Publié le 12/07/2016
Quelques semaines après la confrontation européenne à Colmar, le président du Club Holstein 68, Thomas Prinz, dresse un premier bilan de la manifestation. Positif pour les professionnels, mitigé pour le grand public.
Avec plus de 30 000 entrées réalisées en trois journées, un concours magnifique et des bénévoles présents en très grand nombre, Thomas Prinz est évidemment ravi. D’autant plus qu’il faut remonter quelques années en arrière. Lors de son arrivée à la présidence du Club Holstein 68. Ce jour-là, il l’avait bien expliqué. Il n’acceptait pas cette responsabilité juste pour être président, mais pour faire bouger les gens et organiser quelque chose de grand. Les objectifs sont donc atteints.
« Nous avons en effet réussi à dynamiser l’élevage alsacien, l’élevage haut-rhinois, mais surtout l’élevage du Sundgau. Les professionnels sont venus de partout, de tous les élevages, de toutes les races d’élevage. Au total, plus de 280 personnes ont participé à cet événement. Nous pouvons être fiers de cela. On nous avait dit que c’était impossible d’organiser une manifestation de cette ampleur, de mobiliser autant de monde. Nous l’avons fait. Le pari est gagné. Tout le monde a compris que c’était important d’être là. C’est une belle reconnaissance pour notre profession, pour l’élevage, pour la race holstein », se félicite Thomas Prinz.
Et les retours des professionnels européens sont également positifs. « Nous avons eu de nombreux messages de félicitations des participants, des juges, des responsables des différents pays présents. Le concours a été une grande réussite. La soirée des éleveurs également. Nos partenaires et nos sponsors se sont montrés surpris de l’ampleur de ce concours. Nous, au Club Holstein 68, nous le savions. Mais, sinon, personne ne semblait imaginer ce que ce rassemblement allait représenter. Il n’y avait que des passionnés », ajoute Thomas Prinz.
Communication difficile auprès du grand public
Il faut dire que ce concours a été de grande qualité. Avec une préparation des animaux exceptionnelle, un déroulement des différentes sections minuté, des écrans géants qui ont permis à l’ensemble du public de suivre en temps réel la manifestation. « J’en profite pour saluer le travail de notre régisseur, Luc Wendling. Nous lui avons expliqué pendant des mois avant le concours ce que nous voulions et ce que nous attendions de lui. Il a très bien compris. Résultat : il a fait cela comme un vrai spécialiste du monde de l’élevage, avec la musique qui allait, le jeu de lumière adapté, le son, les images. De leurs côtés, les juges étaient tellement pris par l’événement qu’ils étaient dans l’émotion, la beauté des choses », souligne Thomas Prinz.

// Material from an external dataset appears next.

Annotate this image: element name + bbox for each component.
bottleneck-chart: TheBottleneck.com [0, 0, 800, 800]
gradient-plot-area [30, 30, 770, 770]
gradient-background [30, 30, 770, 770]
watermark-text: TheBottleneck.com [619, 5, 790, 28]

Un regret cependant : la communication réalisée auprès du grand public. « C’est vrai que le message n’est pas très bien passé. Un événement professionnel auquel on ajoute une partie grand public, c’est quelque chose de délicat. Les tarifs ont été mal expliqués. Les 15 euros d’entrée par exemple. C’était pour les trois jours. La journée grand public représentait un coût de 5 euros et était gratuite pour les moins de 13 ans. Avec nos partenaires, nous n’avons pas réussi à bien présenter les choses, à mieux faire passer ce message », constate Thomas Prinz.
Surfer sur cette vague
Et maintenant ? Pour les responsables du Club Holstein 68, la porte est grande ouverte. Les éleveurs du département et du Sundgau ont montré qu’ils savaient se mobiliser, qu’on pouvait compter sur eux pour de telles manifestations et pour défendre et promouvoir la profession. De son côté, Thomas Prinz, président depuis bientôt neuf années, estime que son objectif est désormais atteint. « Merci à mon équipe, et notamment à Franck, Claude, Philippe et à Valérie qui a géré les bénévoles de main de maître. Tous les feux sont désormais au vert. Le Sundgau doit pouvoir en profiter et surfer sur cette vague, toutes races de vaches confondues. Chacun peut utiliser cette manifestation sur sa carte de visite. Personnellement, j’ai atteint le but que je m’étais fixé. Je pense qu’il est temps de passer la main. L’hiver prochain, je vais passer le relais à quelqu’un de plus jeune que moi tout aussi motivé et qui aura compris notre rôle, qui n’est pas uniquement politique, mais de défendre l’élevage laitier en général. Pour ma part, je compte continuer à aider, donner mon avis si on me le demande. Il faut maintenant développer des idées nouvelles. Depuis trois ans, cette manifestation a utilisé mon énergie. Merci à toutes et à tous », conclut Thomas Prinz.